As if there weren’t enough fires to put out already within the eurozone, there’s another one flaring up outside the common-currency area, in Hungary. Budapest may well be the first EU government to default, pipping Athens to the dubious honour.
As if there weren’t enough fires to put out already within the eurozone,
there’s another one flaring up outside the common-currency area, in Hungary. Budapest may well be the first EU government to default, pipping Athens to the dubious honour. Yields on Hungarian
10-year debt have soared to 10.7 per cent, driving up yields in
neighbouring Poland and the Czech Republic. The next vulnerable flank of the EU has been exposed — central Europe.
As usual with the EU, politics lie behind the economic trouble. There’s a touch of irony in this case: Hungary’s current round of debt trouble (it’s already on an IMF loan) is partly because the EU refuses to support the constitutional changes that increase prime minister Viktor Orban’s control over the Hungarian central bank, judiciary and press. Where in other cases the EU machinery has been accused of reducing the democratic processes of member states, this time the financial fracas is due to EU basic law that seeks to ensure the autonomy of key institutions. Still, the core problem remains — EU ties are fraying because its members cannot or will not meet the common political and economic statutes.
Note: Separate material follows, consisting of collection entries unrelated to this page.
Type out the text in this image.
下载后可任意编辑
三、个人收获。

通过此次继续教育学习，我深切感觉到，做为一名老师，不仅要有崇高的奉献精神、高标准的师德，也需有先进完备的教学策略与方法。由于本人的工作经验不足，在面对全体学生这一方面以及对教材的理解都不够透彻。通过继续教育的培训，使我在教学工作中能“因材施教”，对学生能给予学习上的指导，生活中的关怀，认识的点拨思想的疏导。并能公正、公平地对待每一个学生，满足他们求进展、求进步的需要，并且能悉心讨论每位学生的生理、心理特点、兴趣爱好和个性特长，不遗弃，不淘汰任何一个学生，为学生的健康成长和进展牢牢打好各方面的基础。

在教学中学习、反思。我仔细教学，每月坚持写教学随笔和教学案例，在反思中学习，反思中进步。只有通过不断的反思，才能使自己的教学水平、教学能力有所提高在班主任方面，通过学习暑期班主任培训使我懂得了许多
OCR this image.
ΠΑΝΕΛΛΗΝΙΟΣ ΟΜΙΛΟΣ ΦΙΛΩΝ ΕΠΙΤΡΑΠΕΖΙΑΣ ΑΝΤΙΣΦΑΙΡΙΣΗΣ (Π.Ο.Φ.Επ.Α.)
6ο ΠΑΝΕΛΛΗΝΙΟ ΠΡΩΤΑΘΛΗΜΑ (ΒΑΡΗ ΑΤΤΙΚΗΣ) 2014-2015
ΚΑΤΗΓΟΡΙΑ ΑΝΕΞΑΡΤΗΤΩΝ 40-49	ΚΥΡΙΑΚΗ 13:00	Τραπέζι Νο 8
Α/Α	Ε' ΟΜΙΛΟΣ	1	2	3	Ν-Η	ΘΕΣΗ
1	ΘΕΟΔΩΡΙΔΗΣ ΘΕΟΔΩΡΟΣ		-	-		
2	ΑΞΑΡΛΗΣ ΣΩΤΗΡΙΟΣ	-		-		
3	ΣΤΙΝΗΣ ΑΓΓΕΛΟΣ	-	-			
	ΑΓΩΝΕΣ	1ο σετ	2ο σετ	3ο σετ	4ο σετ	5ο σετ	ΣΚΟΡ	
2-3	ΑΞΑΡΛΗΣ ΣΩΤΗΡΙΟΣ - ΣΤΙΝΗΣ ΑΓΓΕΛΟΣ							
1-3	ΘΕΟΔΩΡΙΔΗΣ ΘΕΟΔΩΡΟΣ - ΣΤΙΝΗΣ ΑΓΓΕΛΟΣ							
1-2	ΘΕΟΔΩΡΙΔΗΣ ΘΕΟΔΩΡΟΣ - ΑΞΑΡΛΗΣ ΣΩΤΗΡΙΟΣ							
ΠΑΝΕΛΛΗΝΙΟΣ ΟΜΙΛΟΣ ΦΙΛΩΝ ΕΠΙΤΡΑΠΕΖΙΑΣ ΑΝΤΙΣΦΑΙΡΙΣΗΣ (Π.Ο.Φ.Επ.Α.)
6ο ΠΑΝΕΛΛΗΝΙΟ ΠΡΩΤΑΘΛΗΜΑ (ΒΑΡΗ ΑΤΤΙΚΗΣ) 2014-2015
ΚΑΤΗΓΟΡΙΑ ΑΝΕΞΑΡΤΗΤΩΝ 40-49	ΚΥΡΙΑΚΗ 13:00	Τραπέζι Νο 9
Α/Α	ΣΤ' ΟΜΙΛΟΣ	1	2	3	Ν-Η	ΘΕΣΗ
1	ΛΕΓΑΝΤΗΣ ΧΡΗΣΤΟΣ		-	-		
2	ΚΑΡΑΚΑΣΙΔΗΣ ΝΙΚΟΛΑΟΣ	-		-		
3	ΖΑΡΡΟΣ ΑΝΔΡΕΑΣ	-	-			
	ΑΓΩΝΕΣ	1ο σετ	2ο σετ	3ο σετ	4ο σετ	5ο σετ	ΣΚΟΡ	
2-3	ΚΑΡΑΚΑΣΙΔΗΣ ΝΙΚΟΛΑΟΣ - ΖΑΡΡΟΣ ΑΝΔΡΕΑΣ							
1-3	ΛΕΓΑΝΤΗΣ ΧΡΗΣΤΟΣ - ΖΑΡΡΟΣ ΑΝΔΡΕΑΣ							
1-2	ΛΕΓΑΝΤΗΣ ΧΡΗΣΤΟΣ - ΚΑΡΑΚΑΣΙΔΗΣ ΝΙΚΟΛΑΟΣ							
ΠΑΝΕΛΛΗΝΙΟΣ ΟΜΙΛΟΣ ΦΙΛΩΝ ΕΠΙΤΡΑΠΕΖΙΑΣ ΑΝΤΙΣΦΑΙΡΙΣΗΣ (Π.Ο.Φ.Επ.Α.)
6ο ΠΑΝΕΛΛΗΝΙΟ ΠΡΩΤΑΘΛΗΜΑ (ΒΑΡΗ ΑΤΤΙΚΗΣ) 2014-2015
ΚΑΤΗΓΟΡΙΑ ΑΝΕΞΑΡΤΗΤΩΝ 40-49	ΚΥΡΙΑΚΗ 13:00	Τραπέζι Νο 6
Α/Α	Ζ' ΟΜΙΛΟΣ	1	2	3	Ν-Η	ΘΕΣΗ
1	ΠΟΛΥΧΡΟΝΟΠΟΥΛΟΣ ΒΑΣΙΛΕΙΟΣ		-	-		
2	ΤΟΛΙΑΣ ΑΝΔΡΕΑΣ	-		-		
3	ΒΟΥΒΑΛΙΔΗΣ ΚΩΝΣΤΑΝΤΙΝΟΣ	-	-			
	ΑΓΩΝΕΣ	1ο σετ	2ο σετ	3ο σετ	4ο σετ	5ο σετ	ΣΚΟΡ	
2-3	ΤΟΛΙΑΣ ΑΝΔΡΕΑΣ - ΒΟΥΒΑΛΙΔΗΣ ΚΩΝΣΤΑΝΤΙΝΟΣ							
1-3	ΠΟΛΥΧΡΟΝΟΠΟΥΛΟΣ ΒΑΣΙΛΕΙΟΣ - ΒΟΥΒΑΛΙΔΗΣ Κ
Hungary has to roll over some €5 billion of external debt this year. It’s supposed to sit down with IMF and EU officials later this month to discuss a refinancing agreement. A European Commission spokesman yesterday said talks are no longer on the cards, though Hungarian officials this evening say they are willing to 'negotiate' regarding the new central-bank laws.
The Budapest government already has had to cancel a bond swap auction and slash the quantity of bonds offered at a sale of short-term debt. Even with decreased supply, yields on Hungarian one-year bills rose to a dizzying 9.97 per cent (yields were around 7.9 per cent in the previous auction).
Central and eastern Europe countries are already quite liable to a credit crunch – these were the areas that German and French banks cut their lending to, in trying themselves to remain liquid given exposure to the PIGS. The banks still holding significant Hungarian debt include Austrian and Italian institutions, according the Telegraph. Meanwhile, not only has the forint hit an all-time low against the euro, the zloty is tumbling as well. Hungary's credit-default swaps, at a record 690 basis points, are causing Austrian CDS to blow out as well.
And, speaking of PIGS, Spain has to ensure 50 billion euros of new bank provisions, while Greece’s aid timetable with the EU-IMF has been pushed back three months.
It seems the question now is not so much, ‘will there be a debt contagion in the EU?’ but rather, ‘where will this contagion come from?’